Lenin’s “`Left-Wing’ Communism: an infantile disorder”
This was written by Lenin in 1920 and he himself called it “an attempt at a popular discussion on Marxist strategy and tactics”. Like so much of his writing, it is very much up to date for 1920 but, nowadays, it can be puzzling just to come across the names of the long forgotten adversaries he bandies about. At times, it seems that all he can say is `this person is wrong on this or that’. But what makes it fascinating reading today is just how relevant his core thinking is now
Both the title and the description say it all really. Communists have to understand what is a short-term tactic and how these aid our longer-term strategies. It’s a distinctive feature of Communist politics.
Lenin is concerned to show how both right wing and ultra-leftist positions sap the confidence of the revolutionary movement. The “left-wing” Communist is suffering from something akin to revolutionary chicken pox; even if it’s not exactly the plague, it’s still a childish aberration.

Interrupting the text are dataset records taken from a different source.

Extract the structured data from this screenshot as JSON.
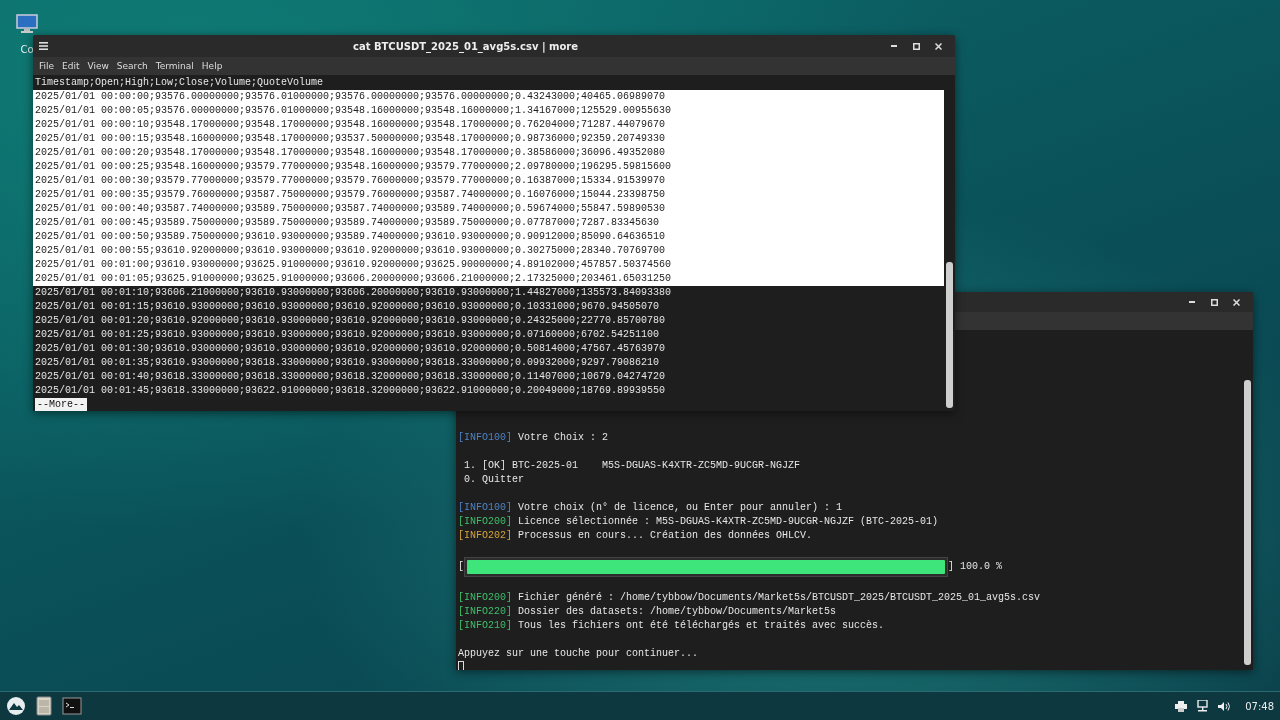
{
  "desktop": {
    "icons": [
      {
        "label": "Co"
      }
    ]
  },
  "windows": [
    {
      "title": "cat BTCUSDT_2025_01_avg5s.csv | more",
      "menu": [
        "File",
        "Edit",
        "View",
        "Search",
        "Terminal",
        "Help"
      ],
      "header": "Timestamp;Open;High;Low;Close;Volume;QuoteVolume",
      "lines": [
        {
          "text": "2025/01/01 00:00:00;93576.00000000;93576.01000000;93576.00000000;93576.00000000;0.43243000;40465.06989070",
          "selected": true
        },
        {
          "text": "2025/01/01 00:00:05;93576.00000000;93576.01000000;93548.16000000;93548.16000000;1.34167000;125529.00955630",
          "selected": true
        },
        {
          "text": "2025/01/01 00:00:10;93548.17000000;93548.17000000;93548.16000000;93548.17000000;0.76204000;71287.44079670",
          "selected": true
        },
        {
          "text": "2025/01/01 00:00:15;93548.16000000;93548.17000000;93537.50000000;93548.17000000;0.98736000;92359.20749330",
          "selected": true
        },
        {
          "text": "2025/01/01 00:00:20;93548.17000000;93548.17000000;93548.16000000;93548.17000000;0.38586000;36096.49352080",
          "selected": true
        },
        {
          "text": "2025/01/01 00:00:25;93548.16000000;93579.77000000;93548.16000000;93579.77000000;2.09780000;196295.59815600",
          "selected": true
        },
        {
          "text": "2025/01/01 00:00:30;93579.77000000;93579.77000000;93579.76000000;93579.77000000;0.16387000;15334.91539970",
          "selected": true
        },
        {
          "text": "2025/01/01 00:00:35;93579.76000000;93587.75000000;93579.76000000;93587.74000000;0.16076000;15044.23398750",
          "selected": true
        },
        {
          "text": "2025/01/01 00:00:40;93587.74000000;93589.75000000;93587.74000000;93589.74000000;0.59674000;55847.59890530",
          "selected": true
        },
        {
          "text": "2025/01/01 00:00:45;93589.75000000;93589.75000000;93589.74000000;93589.75000000;0.07787000;7287.83345630",
          "selected": true
        },
        {
          "text": "2025/01/01 00:00:50;93589.75000000;93610.93000000;93589.74000000;93610.93000000;0.90912000;85090.64636510",
          "selected": true
        },
        {
          "text": "2025/01/01 00:00:55;93610.92000000;93610.93000000;93610.92000000;93610.93000000;0.30275000;28340.70769700",
          "selected": true
        },
        {
          "text": "2025/01/01 00:01:00;93610.93000000;93625.91000000;93610.92000000;93625.90000000;4.89102000;457857.50374560",
          "selected": true
        },
        {
          "text": "2025/01/01 00:01:05;93625.91000000;93625.91000000;93606.20000000;93606.21000000;2.17325000;203461.65031250",
          "selected": true
        },
        {
          "text": "2025/01/01 00:01:10;93606.21000000;93610.93000000;93606.20000000;93610.93000000;1.44827000;135573.84093380",
          "selected": false
        },
        {
          "text": "2025/01/01 00:01:15;93610.93000000;93610.93000000;93610.92000000;93610.93000000;0.10331000;9670.94505070",
          "selected": false
        },
        {
          "text": "2025/01/01 00:01:20;93610.92000000;93610.93000000;93610.92000000;93610.93000000;0.24325000;22770.85700780",
          "selected": false
        },
        {
          "text": "2025/01/01 00:01:25;93610.93000000;93610.93000000;93610.92000000;93610.93000000;0.07160000;6702.54251100",
          "selected": false
        },
        {
          "text": "2025/01/01 00:01:30;93610.93000000;93610.93000000;93610.92000000;93610.92000000;0.50814000;47567.45763970",
          "selected": false
        },
        {
          "text": "2025/01/01 00:01:35;93610.93000000;93618.33000000;93610.93000000;93618.33000000;0.09932000;9297.79086210",
          "selected": false
        },
        {
          "text": "2025/01/01 00:01:40;93618.33000000;93618.33000000;93618.32000000;93618.33000000;0.11407000;10679.04274720",
          "selected": false
        },
        {
          "text": "2025/01/01 00:01:45;93618.33000000;93622.91000000;93618.32000000;93622.91000000;0.20049000;18769.89939550",
          "selected": false
        }
      ],
      "prompt": "--More--"
    },
    {
      "lines": [
        {
          "kind": "text",
          "tag": "[INFO100]",
          "color": "#4f82c4",
          "text": "Votre Choix : 2"
        },
        {
          "kind": "blank"
        },
        {
          "kind": "text",
          "text": " 1. [OK] BTC-2025-01    M5S-DGUAS-K4XTR-ZC5MD-9UCGR-NGJZF"
        },
        {
          "kind": "text",
          "text": " 0. Quitter"
        },
        {
          "kind": "blank"
        },
        {
          "kind": "text",
          "tag": "[INFO100]",
          "color": "#4f82c4",
          "text": "Votre choix (n° de licence, ou Enter pour annuler) : 1"
        },
        {
          "kind": "text",
          "tag": "[INFO200]",
          "color": "#3fbf6a",
          "text": "Licence sélectionnée : M5S-DGUAS-K4XTR-ZC5MD-9UCGR-NGJZF (BTC-2025-01)"
        },
        {
          "kind": "text",
          "tag": "[INFO202]",
          "color": "#d8a33a",
          "text": "Processus en cours... Création des données OHLCV."
        },
        {
          "kind": "blank"
        },
        {
          "kind": "progress",
          "open": "[",
          "close": "]",
          "reading": "100.0 %",
          "level": 1
        },
        {
          "kind": "blank"
        },
        {
          "kind": "text",
          "tag": "[INFO200]",
          "color": "#3fbf6a",
          "text": "Fichier généré : /home/tybbow/Documents/Market5s/BTCUSDT_2025/BTCUSDT_2025_01_avg5s.csv"
        },
        {
          "kind": "text",
          "tag": "[INFO220]",
          "color": "#3fbf6a",
          "text": "Dossier des datasets: /home/tybbow/Documents/Market5s"
        },
        {
          "kind": "text",
          "tag": "[INFO210]",
          "color": "#3fbf6a",
          "text": "Tous les fichiers ont été téléchargés et traités avec succès."
        },
        {
          "kind": "blank"
        },
        {
          "kind": "text",
          "text": "Appuyez sur une touche pour continuer..."
        },
        {
          "kind": "cursor"
        }
      ]
    }
  ],
  "taskbar": {
    "clock": "07:48"
  }
}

Writing so soon after the Russian Revolution, Lenin draws attention to its international significance and yet insists its experience should not be seen as rigid model. Revolutionaries need not only internal discipline; they should also seek mass support. This does not mean falling prey to the “old refrain” of the right wing in the movement, who are slaves to doing everything through parliament and do not see how extra-parliamentary movements can be linked up with `legal’ struggle.
But the movement also suffers from those addicted to fads, often the type that fashionably recoils at the “horrors of capitalism”. Twice, Lenin recalls, the Bolsheviks had to combat left deviations in the Party. Once on whether to participate in the Tsarist parliament; and again when the Bolsheviks compromised to accept an unfavourable peace treaty with the Kaiser’s Germany.

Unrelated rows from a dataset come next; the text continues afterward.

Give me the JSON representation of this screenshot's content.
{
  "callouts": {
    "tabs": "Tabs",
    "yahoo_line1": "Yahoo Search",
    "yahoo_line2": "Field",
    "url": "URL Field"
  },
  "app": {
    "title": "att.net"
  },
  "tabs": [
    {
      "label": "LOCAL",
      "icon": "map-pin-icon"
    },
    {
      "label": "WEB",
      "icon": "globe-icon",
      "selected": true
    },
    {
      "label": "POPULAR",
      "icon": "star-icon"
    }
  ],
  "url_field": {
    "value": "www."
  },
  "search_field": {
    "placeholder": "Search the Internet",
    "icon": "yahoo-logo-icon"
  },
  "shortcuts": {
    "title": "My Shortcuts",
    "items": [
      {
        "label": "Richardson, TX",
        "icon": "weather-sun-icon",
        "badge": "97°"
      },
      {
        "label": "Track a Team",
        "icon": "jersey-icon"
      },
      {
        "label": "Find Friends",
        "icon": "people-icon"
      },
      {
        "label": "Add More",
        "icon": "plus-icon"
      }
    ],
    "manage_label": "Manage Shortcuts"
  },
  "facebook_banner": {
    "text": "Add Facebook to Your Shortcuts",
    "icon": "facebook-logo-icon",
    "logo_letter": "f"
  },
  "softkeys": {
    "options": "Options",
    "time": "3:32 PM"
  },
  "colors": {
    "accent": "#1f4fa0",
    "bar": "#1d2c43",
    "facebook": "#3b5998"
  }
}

Compromise is “admissible” when the adversary is an “armed bandit”! It is quite another thing to compromise with the class enemy as an accomplice. But the leftist cult of opposition to leaders is the supreme “infantile disorder”, even if in itself it is not a “dangerous illness”.
This leads neatly on to the question of whether revolutionaries should work in reactionary trade unions. For Lenin, it is “absurd” not to do so. Even in conditions of state power, there is a need to keep contact with non-Party mass organisations, so as to “watch the mood of the masses”. Anyway, trade unions are “schools of Communism”.

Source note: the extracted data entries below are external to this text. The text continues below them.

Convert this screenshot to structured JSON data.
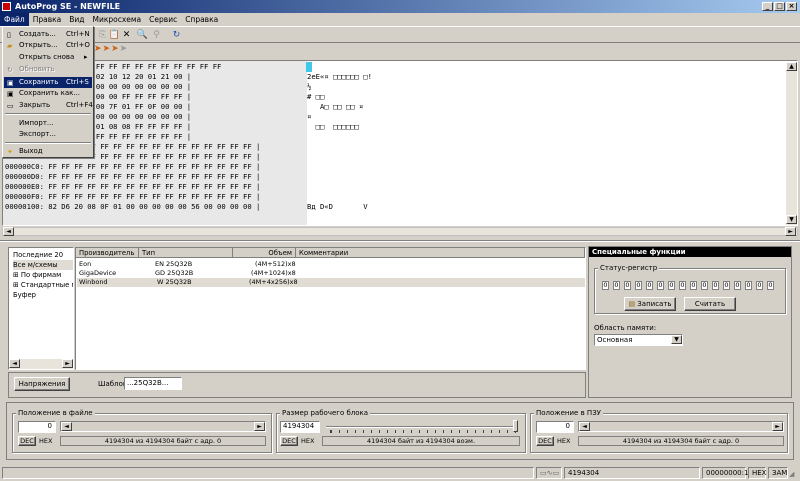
{
  "window": {
    "title": "AutoProg SE - NEWFILE"
  },
  "menubar": [
    "Файл",
    "Правка",
    "Вид",
    "Микросхема",
    "Сервис",
    "Справка"
  ],
  "file_menu": [
    {
      "label": "Создать...",
      "shortcut": "Ctrl+N",
      "icon": "new-file-icon"
    },
    {
      "label": "Открыть...",
      "shortcut": "Ctrl+O",
      "icon": "open-folder-icon"
    },
    {
      "label": "Открыть снова",
      "shortcut": "",
      "icon": "",
      "submenu": true
    },
    {
      "label": "Обновить",
      "shortcut": "",
      "icon": "refresh-icon",
      "disabled": true
    },
    {
      "label": "Сохранить",
      "shortcut": "Ctrl+S",
      "icon": "save-icon",
      "selected": true
    },
    {
      "label": "Сохранить как...",
      "shortcut": "",
      "icon": "save-as-icon"
    },
    {
      "label": "Закрыть",
      "shortcut": "Ctrl+F4",
      "icon": "close-file-icon"
    },
    {
      "label": "Импорт...",
      "shortcut": "",
      "icon": ""
    },
    {
      "label": "Экспорт...",
      "shortcut": "",
      "icon": ""
    },
    {
      "label": "Выход",
      "shortcut": "",
      "icon": "exit-icon"
    }
  ],
  "hex": {
    "rows": [
      {
        "hex": "   FF FF FF FF FF FF FF FF FF FF FF FF FF FF FF FF",
        "ascii": ""
      },
      {
        "hex": "   0F 03 00 04 02 06 02 10 12 20 01 21 00 |",
        "ascii": "2eE«¤ □□□□□□ □!"
      },
      {
        "hex": "   00 00 00 00 00 00 00 00 00 00 00 00 00 |",
        "ascii": "½"
      },
      {
        "hex": "   09 00 00 00 00 00 00 00 FF FF FF FF FF |",
        "ascii": "# □□"
      },
      {
        "hex": "   00 80 01 FF 03 01 00 7F 01 FF 0F 00 00 |",
        "ascii": "   A□ □□ □□ ¤"
      },
      {
        "hex": "   08 00 00 00 00 00 00 00 00 00 00 00 00 |",
        "ascii": "¤"
      },
      {
        "hex": "   0A 00 00 0D 0C 18 01 08 08 FF FF FF FF |",
        "ascii": "  □□  □□□□□□"
      },
      {
        "hex": "   FF FF FF FF FF FF FF FF FF FF FF FF FF |",
        "ascii": ""
      },
      {
        "hex": "000000A0: FF FF FF FF FF FF FF FF FF FF FF FF FF FF FF FF |",
        "ascii": ""
      },
      {
        "hex": "000000B0: FF FF FF FF FF FF FF FF FF FF FF FF FF FF FF FF |",
        "ascii": ""
      },
      {
        "hex": "000000C0: FF FF FF FF FF FF FF FF FF FF FF FF FF FF FF FF |",
        "ascii": ""
      },
      {
        "hex": "000000D0: FF FF FF FF FF FF FF FF FF FF FF FF FF FF FF FF |",
        "ascii": ""
      },
      {
        "hex": "000000E0: FF FF FF FF FF FF FF FF FF FF FF FF FF FF FF FF |",
        "ascii": ""
      },
      {
        "hex": "000000F0: FF FF FF FF FF FF FF FF FF FF FF FF FF FF FF FF |",
        "ascii": ""
      },
      {
        "hex": "00000100: 82 D6 20 08 0F 01 00 00 00 00 00 56 00 00 00 00 |",
        "ascii": "Bд D«D       V"
      }
    ]
  },
  "tree": [
    "Последние 20",
    "Все м/схемы",
    "По фирмам",
    "Стандартные м",
    "Буфер"
  ],
  "list": {
    "headers": [
      "Производитель",
      "Тип",
      "Объем",
      "Комментарии"
    ],
    "rows": [
      {
        "maker": "Eon",
        "type": "EN 25Q32B",
        "size": "(4M+512)x8"
      },
      {
        "maker": "GigaDevice",
        "type": "GD 25Q32B",
        "size": "(4M+1024)x8"
      },
      {
        "maker": "Winbond",
        "type": "W 25Q32B",
        "size": "(4M+4x256)x8"
      }
    ]
  },
  "voltage_button": "Напряжения",
  "template": {
    "label": "Шаблон",
    "value": "...25Q32B..."
  },
  "special": {
    "title": "Специальные функции",
    "status_register": "Статус-регистр",
    "bits": [
      "0",
      "0",
      "0",
      "0",
      "0",
      "0",
      "0",
      "0",
      "0",
      "0",
      "0",
      "0",
      "0",
      "0",
      "0",
      "0"
    ],
    "write": "Записать",
    "read": "Считать",
    "memory_area_label": "Область памяти:",
    "memory_area_value": "Основная"
  },
  "file_pos": {
    "title": "Положение в файле",
    "value": "0",
    "dec": "DEC",
    "hex": "HEX",
    "info": "4194304 из 4194304 байт с адр. 0"
  },
  "block_size": {
    "title": "Размер рабочего блока",
    "value": "4194304",
    "dec": "DEC",
    "hex": "HEX",
    "info": "4194304 байт из 4194304 возм."
  },
  "rom_pos": {
    "title": "Положение в ПЗУ",
    "value": "0",
    "dec": "DEC",
    "hex": "HEX",
    "info": "4194304 из 4194304 байт с адр. 0"
  },
  "statusbar": {
    "size": "4194304",
    "addr": "00000000:1",
    "mode": "HEX",
    "ins": "ЗАМ"
  }
}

It’s the same argument as whether to participate in capitalist dominated parliaments. Of course we do, says Lenin. But at that time many British Communists were so angry at the role of Parliament and the Labour leadership in pursuing the bloody war of 1914-18, they lost their cool over the whole question and Lenin had to put them right.
Lenin devotes a lot of space to this and it is, as they say, `deja vu all over again’. He’s especially welcoming of what he calls “the temper” of young British revolutionaries. But temper “alone” is not enough. Hatred for the system doesn’t dismantle it. True, the Labour leadership – including its leader, Arthur Henderson, is hopelessly reactionary. Sure, they’re all bloody war criminals. But anti-socialists seek accommodation with them, to strengthen the capitalist system. A section of Liberal opinion has even linked up with Labour’s leadership. So, we need to tile the balance our way a bit.
A revolution in Britain is impossible “without a national crisis affecting both the exploiters and the exploited”. A crisis so intense that it draws in even the most politically backward of people. We must help Labour beat the Liberals and Tories precisely because Labour is “afraid to win” such a struggle. Communists should propose unity and, if it is rejected and the people clearly see that Henderson is useless and prefers capitalists, they are more likely to turn to the left. (This is where the oft-quoted phrase about supporting Henderson, the Labour leader note – not the party, like a rope supports a hanging man comes in!)
Communists shouldn’t contest elections where they split the vote and prevent Labour from being elected. Voting for Labour is not a “betrayal of Communism”, not if it brings us closer to its voters. To do anything else just “scatters our forces”. Not much point in getting a few hundred votes here and there when you need millions to win.
Britain is Britain, and elsewhere is elsewhere, concludes Lenin. He’s a practical politician as well as a revolutionary, with his feet firmly on the ground. You’ve got to think about how to work in such a way that you take the struggle to a point where “the inevitable conflicts” mature.
No one, he ends, can say what turn events will take. But it’s our duty to carry on preparatory work until an “immediate cause” rouses the people. Revolutionary politics is indeed a “difficult” business; but this is nothing compared to the task of revolution itself.